Minnkota began considering Young Station for carbon capture and storage in 2015, in part because of its operating performance as a mine-mouth generation site. Geological strata beneath the site is well suited for indefinite storage of CO2 without presenting known threats to soil, water or the environment, says McLennan.

“Years of research — from test wells to seismic surveys — have all shown that carbon can be safely and permanently stored in these geologic formations,” he says.

But, he adds, advancing technology at the proposed size and scale isn’t possible without strong state and federal support. The G&T has received a $100 million low-interest loan from the state of North Dakota and is also pursuing additional project investors. Co-op supported changes in federal law now permit electric co-ops and other tax-exempt utilities to claim tax credits for clean energy initiatives as direct payments from the U.S. Treasury, a major benefit sought by co-ops for decades.

“The direct pay option for these [tax] credits can help bring an entirely new pool of investors to the table. This is proving to be critical as inflation and supply chain challenges have put pressure on the project costs,” says McLennan.

Several test wells at the Young Station site have been drilled to a depth of 10,000 feet. Besides sampling and data collection, seismic geophysical survey work is also being conducted, says Shannon Mikula, the G&T’s environmental manager and geologic storage lead for the project.

“The state has the capacity to store about 252 billion tons of CO2 in formations. That’s equivalent to 50 years of national carbon production from energy generation,” says Mikula.

North Dakota, she adds, also offers an ideal regulatory structure to advance CCS technology.

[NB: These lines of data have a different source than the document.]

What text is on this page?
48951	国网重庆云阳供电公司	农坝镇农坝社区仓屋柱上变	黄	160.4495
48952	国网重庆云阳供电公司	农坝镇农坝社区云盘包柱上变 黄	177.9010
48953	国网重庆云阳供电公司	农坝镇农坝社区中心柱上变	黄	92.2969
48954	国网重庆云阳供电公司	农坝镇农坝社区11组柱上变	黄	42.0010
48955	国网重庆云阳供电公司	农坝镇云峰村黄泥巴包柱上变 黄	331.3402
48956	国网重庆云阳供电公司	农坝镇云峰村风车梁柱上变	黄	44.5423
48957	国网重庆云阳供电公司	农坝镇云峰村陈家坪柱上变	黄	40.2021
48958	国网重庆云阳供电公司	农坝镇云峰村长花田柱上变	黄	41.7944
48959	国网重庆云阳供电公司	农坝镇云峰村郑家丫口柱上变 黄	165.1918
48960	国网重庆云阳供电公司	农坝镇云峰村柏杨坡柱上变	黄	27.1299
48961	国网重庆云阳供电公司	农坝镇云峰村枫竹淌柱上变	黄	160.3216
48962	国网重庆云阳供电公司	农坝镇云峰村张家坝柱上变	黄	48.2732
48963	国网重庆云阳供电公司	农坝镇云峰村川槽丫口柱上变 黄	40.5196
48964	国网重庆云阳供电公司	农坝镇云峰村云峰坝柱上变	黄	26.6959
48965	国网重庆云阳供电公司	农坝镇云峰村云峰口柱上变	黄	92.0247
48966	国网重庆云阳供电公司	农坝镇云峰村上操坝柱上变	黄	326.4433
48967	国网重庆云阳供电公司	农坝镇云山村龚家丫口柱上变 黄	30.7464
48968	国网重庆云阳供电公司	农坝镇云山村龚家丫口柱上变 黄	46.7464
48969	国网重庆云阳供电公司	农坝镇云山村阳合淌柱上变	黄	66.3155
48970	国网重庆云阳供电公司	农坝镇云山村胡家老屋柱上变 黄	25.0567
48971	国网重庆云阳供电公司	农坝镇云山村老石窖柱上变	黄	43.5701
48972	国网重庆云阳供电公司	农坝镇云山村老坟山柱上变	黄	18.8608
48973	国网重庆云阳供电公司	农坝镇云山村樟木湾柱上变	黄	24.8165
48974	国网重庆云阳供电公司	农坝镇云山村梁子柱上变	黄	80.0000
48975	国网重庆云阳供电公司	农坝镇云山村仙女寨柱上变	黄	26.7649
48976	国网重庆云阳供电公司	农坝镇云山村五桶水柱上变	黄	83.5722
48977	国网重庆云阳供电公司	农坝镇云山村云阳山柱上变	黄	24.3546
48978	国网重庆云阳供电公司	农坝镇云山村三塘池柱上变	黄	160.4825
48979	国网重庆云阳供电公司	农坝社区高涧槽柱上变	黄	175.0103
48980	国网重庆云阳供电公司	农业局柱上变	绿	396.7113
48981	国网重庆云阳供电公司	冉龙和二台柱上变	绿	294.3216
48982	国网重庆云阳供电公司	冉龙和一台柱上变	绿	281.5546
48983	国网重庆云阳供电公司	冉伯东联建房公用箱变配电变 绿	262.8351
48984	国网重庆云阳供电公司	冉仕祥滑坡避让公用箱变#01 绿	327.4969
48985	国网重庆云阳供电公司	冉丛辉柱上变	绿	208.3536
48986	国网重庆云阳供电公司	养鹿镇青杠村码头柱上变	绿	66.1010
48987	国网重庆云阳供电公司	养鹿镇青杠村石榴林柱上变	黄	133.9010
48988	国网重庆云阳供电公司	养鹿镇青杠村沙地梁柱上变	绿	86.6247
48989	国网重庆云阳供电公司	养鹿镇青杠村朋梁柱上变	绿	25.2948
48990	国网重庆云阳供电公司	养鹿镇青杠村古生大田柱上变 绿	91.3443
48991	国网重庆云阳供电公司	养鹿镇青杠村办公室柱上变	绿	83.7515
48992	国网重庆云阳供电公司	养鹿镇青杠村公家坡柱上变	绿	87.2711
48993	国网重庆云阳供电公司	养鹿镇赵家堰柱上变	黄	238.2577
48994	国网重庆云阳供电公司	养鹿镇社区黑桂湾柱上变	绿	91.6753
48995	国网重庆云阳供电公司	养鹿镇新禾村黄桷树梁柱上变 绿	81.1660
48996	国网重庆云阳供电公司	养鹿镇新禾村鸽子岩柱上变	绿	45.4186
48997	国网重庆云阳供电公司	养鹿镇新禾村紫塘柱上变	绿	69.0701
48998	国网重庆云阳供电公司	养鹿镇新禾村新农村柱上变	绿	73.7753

Currently, it’s one of only two states with authority to permit its own Class VI injection wells for CO2 storage.

Minnkota Power anticipates that Project Tundra could be fully operational by 2028.

“At that time, we’ll be on track to capture and store up to 4 million metric tons annually,” says Bleth.

While final engineering and design work is in progress, completing the actual buildout within four years remains challenging, he says. Skilled construction workers will have to be recruited, and some work may have to be scheduled only during warm seasons to avoid harsh weather conditions.

“Constructing a facility of this size in a rural area will require a significant amount of coordination,” says Bleth. “Our winter season in North Dakota presents additional construction challenges that will need to be planned for.”

Fully operational, Project Tundra is expected to be the world’s largest carbon capture and storage facility, and the experience gleaned from its operation could advance carbon mitigation options for other suitable sites.

“Our hope is that as this technology develops, each successive project will continue to improve efficiencies and lower costs to a point that carbon capture becomes a well-demonstrated and applied technology worldwide,” says Bleth.

Co-op leaders point to the challenges of extreme weather events, inadequate reliability of renewable generation and volatility in power supply markets as reasons to preserve and continue modernization of fossil fuel generation while meeting environmental challenges.

“Time and time again, we find that our coal-based resources are the most reliable and resilient in our power supply mix,” says McLennan. “While we have robust wind and access to hydro power, coal remains the backbone of our system. With Project Tundra, we don’t have to choose between environmental goals and the reliability of our grid.

“We support moving toward a more sustainable energy future, but it’s not something that can happen with the flip of a switch,” McLennan says. “It will take decades of planning and unprecedented technology development to achieve significant carbon reduction. Our goal is for Project Tundra to help drive some of that change.”